Instances of gibberish in user inputs can significantly disrupt the operation of digital platforms, potentially leading to degraded performance or exploitation of system vulnerabilities. By effectively identifying and excluding gibberish, the scanner helps maintain the platform's integrity and ensures a seamless user experience.
How it works
Utilizing the model madhurjindal/autonlp-Gibberish-Detector-492513457, this scanner is capable of distinguishing between meaningful English text and gibberish. This functionality is critical for enhancing the performance and reliability of systems that depend on accurate and coherent user inputs.
Warning
This model sometimes overtriggers on valid text with mild gibberish
label. In that case, you can increase the threshold or patch the _gibberish_labels
parameter.
Usage
from llm_guard.input_scanners import Gibberish
from llm_guard.input_scanners.gibberish import MatchType
scanner = Gibberish(match_type=MatchType.FULL)

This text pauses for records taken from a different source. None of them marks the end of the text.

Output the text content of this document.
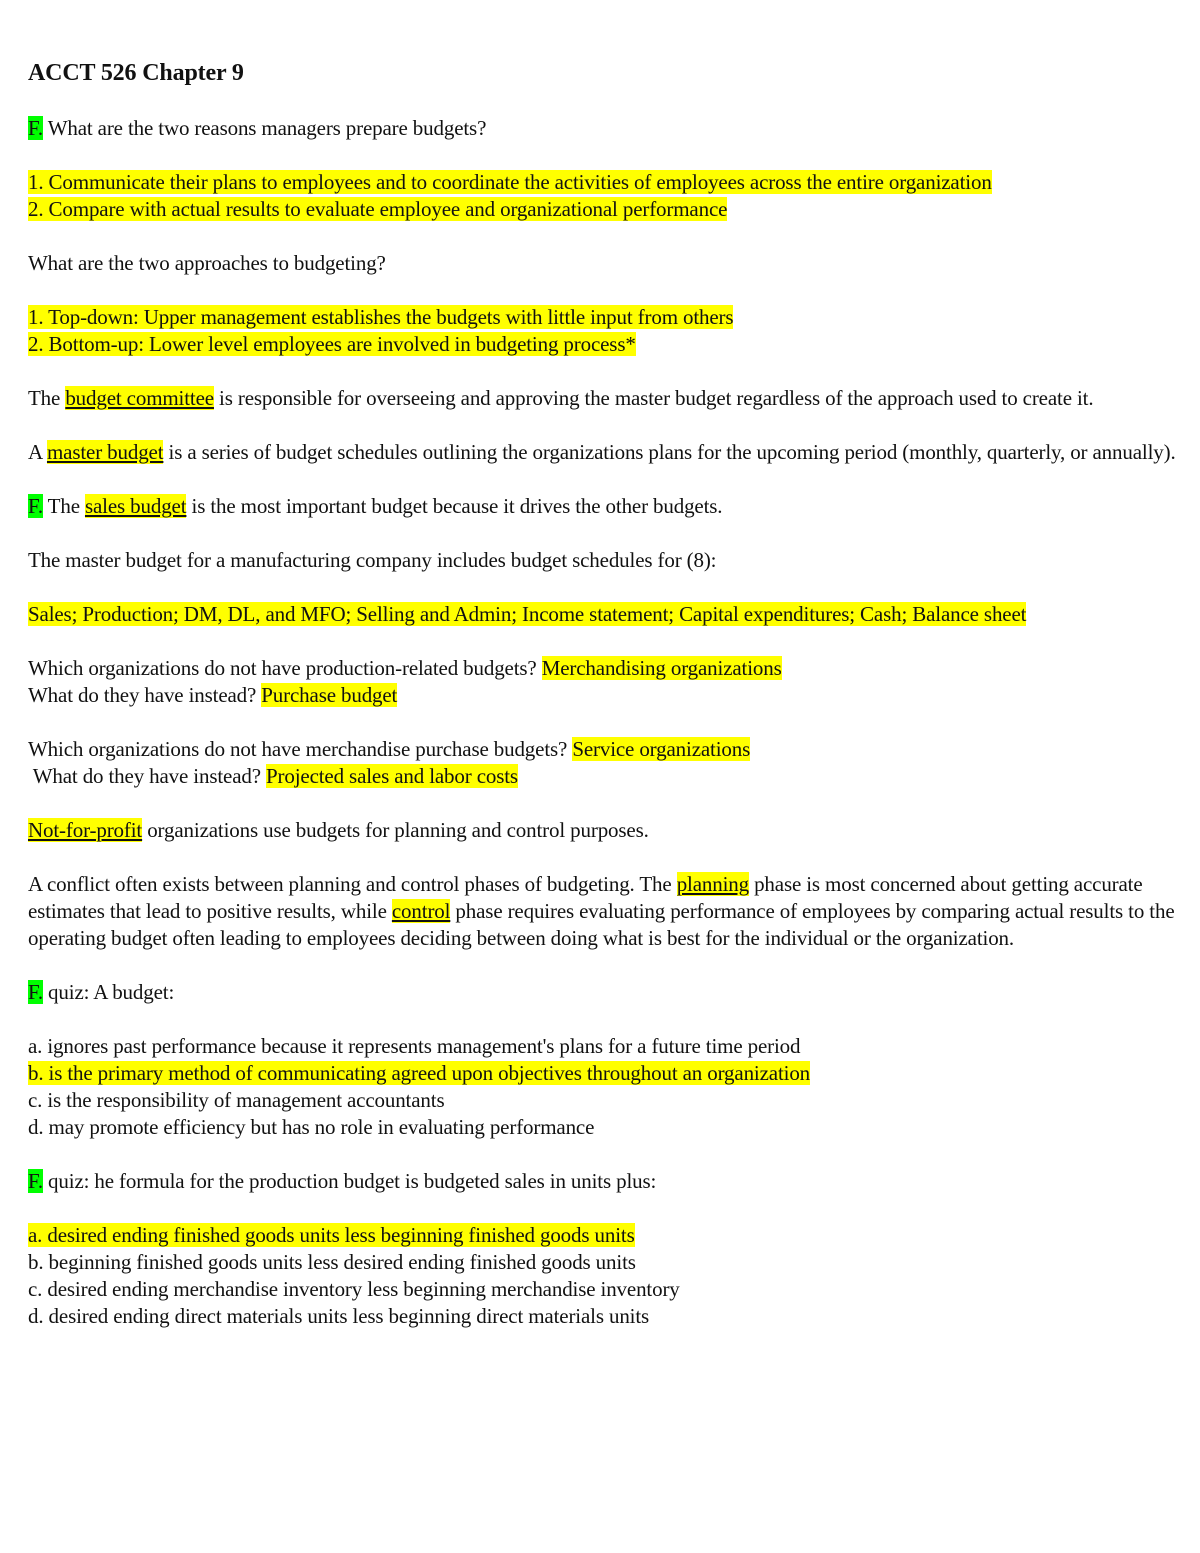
ACCT 526 Chapter 9

F. What are the two reasons managers prepare budgets?

1. Communicate their plans to employees and to coordinate the activities of employees across the entire organization

2. Compare with actual results to evaluate employee and organizational performance

What are the two approaches to budgeting?

1. Top-down: Upper management establishes the budgets with little input from others

2. Bottom-up: Lower level employees are involved in budgeting process*

The budget committee is responsible for overseeing and approving the master budget regardless of the approach used to create it.

A master budget is a series of budget schedules outlining the organizations plans for the upcoming period (monthly, quarterly, or annually).

F. The sales budget is the most important budget because it drives the other budgets.

The master budget for a manufacturing company includes budget schedules for (8):

Sales; Production; DM, DL, and MFO; Selling and Admin; Income statement; Capital expenditures; Cash; Balance sheet

Which organizations do not have production-related budgets? Merchandising organizations

What do they have instead? Purchase budget

Which organizations do not have merchandise purchase budgets? Service organizations

What do they have instead? Projected sales and labor costs

Not-for-profit organizations use budgets for planning and control purposes.

A conflict often exists between planning and control phases of budgeting. The planning phase is most concerned about getting accurate estimates that lead to positive results, while control phase requires evaluating performance of employees by comparing actual results to the operating budget often leading to employees deciding between doing what is best for the individual or the organization.

F. quiz: A budget:

a. ignores past performance because it represents management's plans for a future time period

b. is the primary method of communicating agreed upon objectives throughout an organization

c. is the responsibility of management accountants

d. may promote efficiency but has no role in evaluating performance

F. quiz: he formula for the production budget is budgeted sales in units plus:

a. desired ending finished goods units less beginning finished goods units

b. beginning finished goods units less desired ending finished goods units

c. desired ending merchandise inventory less beginning merchandise inventory

d. desired ending direct materials units less beginning direct materials units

sanitized_prompt, is_valid, risk_score = scanner.scan(prompt)
Optimization Strategies
Benchmarks
Test setup:
- Platform: Amazon Linux 2
- Python Version: 3.11.6
- Input Length: 248
- Test Times: 5
Run the following script:
python benchmarks/run.py input Gibberish
Results:
Instance | Latency Variance | Latency 90 Percentile | Latency 95 Percentile | Latency 99 Percentile | Average Latency (ms) | QPS |
---|---|---|---|---|---|---|
AWS r6a.xlarge (AMD) | 0.01 | 94.73 | 95.76 | 96.58 | 91.74 | 7161.76 |
AWS r6a.xlarge (AMD) with ONNX | 0.07 | 87.77 | 91.84 | 95.10 | 79.40 | 8274.11 |